The relationship forest machine entrepreneurs have with the forest is unique because of their profession. They spend a large part of their time in the forest and often feel like they are a part of the forest’s life cycle.

“The entrepreneurs witness the forest grow at close range. The time and work spent in the forests also unite different generations. This creates a sense of permanence in a changing world.”

It is thus the volatility of the sustainability transition that burdens forest machine entrepreneurs. The forest sector does not yet know how to make the transition, which means the entrepreneurs do not know how it will affect their work. At the same time, Huisman states, the entrepreneurs are working with constantly changing sustainability requirements and, in the worst case, are being held responsible for things over which they have no control.
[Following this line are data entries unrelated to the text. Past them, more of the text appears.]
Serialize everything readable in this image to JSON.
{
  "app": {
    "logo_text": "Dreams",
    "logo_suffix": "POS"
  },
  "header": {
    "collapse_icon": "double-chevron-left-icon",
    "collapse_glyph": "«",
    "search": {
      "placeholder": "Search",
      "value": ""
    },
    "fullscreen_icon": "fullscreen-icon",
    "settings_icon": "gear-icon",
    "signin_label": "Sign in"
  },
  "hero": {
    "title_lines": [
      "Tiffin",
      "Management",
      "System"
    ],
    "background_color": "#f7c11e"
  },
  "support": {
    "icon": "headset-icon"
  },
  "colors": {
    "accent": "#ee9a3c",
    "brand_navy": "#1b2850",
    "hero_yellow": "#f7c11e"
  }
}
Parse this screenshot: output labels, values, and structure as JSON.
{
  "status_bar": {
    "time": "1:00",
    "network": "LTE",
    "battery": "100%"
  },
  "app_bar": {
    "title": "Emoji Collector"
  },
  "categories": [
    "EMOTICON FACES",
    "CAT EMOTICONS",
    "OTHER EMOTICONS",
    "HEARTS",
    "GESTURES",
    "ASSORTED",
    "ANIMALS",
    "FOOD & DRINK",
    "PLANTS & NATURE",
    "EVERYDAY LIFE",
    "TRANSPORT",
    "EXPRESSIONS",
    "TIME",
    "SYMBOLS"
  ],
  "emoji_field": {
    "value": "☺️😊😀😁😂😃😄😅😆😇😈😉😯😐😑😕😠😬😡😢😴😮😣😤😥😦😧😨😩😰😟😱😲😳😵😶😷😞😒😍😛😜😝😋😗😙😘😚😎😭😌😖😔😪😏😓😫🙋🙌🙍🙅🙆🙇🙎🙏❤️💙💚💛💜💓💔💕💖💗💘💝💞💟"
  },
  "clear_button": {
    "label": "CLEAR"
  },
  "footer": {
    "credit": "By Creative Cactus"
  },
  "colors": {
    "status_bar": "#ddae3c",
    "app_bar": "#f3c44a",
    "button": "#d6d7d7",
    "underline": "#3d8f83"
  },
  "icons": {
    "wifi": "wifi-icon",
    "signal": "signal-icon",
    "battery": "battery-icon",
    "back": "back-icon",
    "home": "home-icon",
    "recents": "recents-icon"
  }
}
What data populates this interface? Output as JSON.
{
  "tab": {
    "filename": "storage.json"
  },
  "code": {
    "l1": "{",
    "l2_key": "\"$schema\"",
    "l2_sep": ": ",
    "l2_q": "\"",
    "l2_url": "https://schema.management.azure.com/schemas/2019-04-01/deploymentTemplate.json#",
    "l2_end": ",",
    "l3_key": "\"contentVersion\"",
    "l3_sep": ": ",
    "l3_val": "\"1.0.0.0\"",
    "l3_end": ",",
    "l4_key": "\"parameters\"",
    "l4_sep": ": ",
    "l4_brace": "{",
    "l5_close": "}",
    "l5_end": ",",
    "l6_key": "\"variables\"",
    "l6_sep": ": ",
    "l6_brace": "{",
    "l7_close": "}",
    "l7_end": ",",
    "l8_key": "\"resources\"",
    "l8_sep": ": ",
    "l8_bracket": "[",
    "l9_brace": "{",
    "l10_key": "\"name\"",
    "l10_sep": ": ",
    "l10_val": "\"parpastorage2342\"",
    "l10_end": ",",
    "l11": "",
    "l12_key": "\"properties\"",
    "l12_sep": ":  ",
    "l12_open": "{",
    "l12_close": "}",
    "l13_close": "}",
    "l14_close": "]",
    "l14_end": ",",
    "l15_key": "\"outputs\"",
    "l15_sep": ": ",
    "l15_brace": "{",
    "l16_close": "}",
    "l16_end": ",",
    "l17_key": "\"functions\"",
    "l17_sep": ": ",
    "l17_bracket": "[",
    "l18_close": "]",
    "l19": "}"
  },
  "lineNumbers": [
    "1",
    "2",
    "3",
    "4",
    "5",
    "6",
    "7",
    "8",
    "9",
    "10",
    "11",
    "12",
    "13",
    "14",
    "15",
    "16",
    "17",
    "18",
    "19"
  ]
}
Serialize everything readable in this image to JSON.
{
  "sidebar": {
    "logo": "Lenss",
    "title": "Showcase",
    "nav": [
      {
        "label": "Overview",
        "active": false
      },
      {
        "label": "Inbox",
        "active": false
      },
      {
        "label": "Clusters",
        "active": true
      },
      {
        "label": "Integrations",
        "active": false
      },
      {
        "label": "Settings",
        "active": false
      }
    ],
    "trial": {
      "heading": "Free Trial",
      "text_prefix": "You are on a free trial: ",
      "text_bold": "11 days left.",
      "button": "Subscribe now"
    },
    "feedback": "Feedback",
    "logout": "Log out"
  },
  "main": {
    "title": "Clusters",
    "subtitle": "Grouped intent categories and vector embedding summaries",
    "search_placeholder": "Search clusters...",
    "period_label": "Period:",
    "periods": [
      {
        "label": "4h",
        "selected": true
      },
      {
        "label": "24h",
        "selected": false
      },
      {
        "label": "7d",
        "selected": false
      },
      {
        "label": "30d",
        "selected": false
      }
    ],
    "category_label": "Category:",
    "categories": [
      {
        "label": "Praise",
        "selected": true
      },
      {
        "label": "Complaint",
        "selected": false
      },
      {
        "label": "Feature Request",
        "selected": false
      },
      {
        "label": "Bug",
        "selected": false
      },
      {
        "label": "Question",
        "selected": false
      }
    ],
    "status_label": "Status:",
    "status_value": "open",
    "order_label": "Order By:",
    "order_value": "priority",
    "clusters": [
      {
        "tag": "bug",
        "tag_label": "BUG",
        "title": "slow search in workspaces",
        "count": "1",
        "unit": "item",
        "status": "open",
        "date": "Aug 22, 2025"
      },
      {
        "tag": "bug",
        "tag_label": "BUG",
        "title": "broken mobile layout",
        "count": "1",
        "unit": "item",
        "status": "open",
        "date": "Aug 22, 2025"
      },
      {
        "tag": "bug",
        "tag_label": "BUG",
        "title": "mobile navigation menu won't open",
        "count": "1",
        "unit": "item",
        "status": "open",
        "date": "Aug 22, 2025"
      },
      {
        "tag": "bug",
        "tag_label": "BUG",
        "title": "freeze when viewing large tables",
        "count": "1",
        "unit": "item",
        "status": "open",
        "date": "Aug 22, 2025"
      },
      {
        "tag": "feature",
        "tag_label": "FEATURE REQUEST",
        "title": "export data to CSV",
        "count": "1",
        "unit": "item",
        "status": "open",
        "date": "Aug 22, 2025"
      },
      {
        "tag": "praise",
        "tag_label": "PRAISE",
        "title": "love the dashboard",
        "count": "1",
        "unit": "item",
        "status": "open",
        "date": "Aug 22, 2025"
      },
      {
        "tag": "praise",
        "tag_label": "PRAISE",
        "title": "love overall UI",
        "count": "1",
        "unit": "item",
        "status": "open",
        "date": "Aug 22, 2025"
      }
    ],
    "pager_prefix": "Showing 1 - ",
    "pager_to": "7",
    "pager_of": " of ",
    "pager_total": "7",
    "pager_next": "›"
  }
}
“In the sustainability transition, power is being wielded also by the big forestry companies, whose passivity has increased forest machine entrepreneurs' uncertainty about their future. In the case of the mussels, for example, it turned out that the logging plan between Stora Enso and the landowner did not have any instructions for the machine operator regarding the mussels. This plan is an indication of a broader disregard that can be difficult for the entrepreneur to challenge.”

Huisman stresses that a justly implemented sustainability transition starts with recognition. If particularly vulnerable groups of people are not identified in the transition, their position cannot be influenced, for example through policy. If this is the case, justice will not be achieved.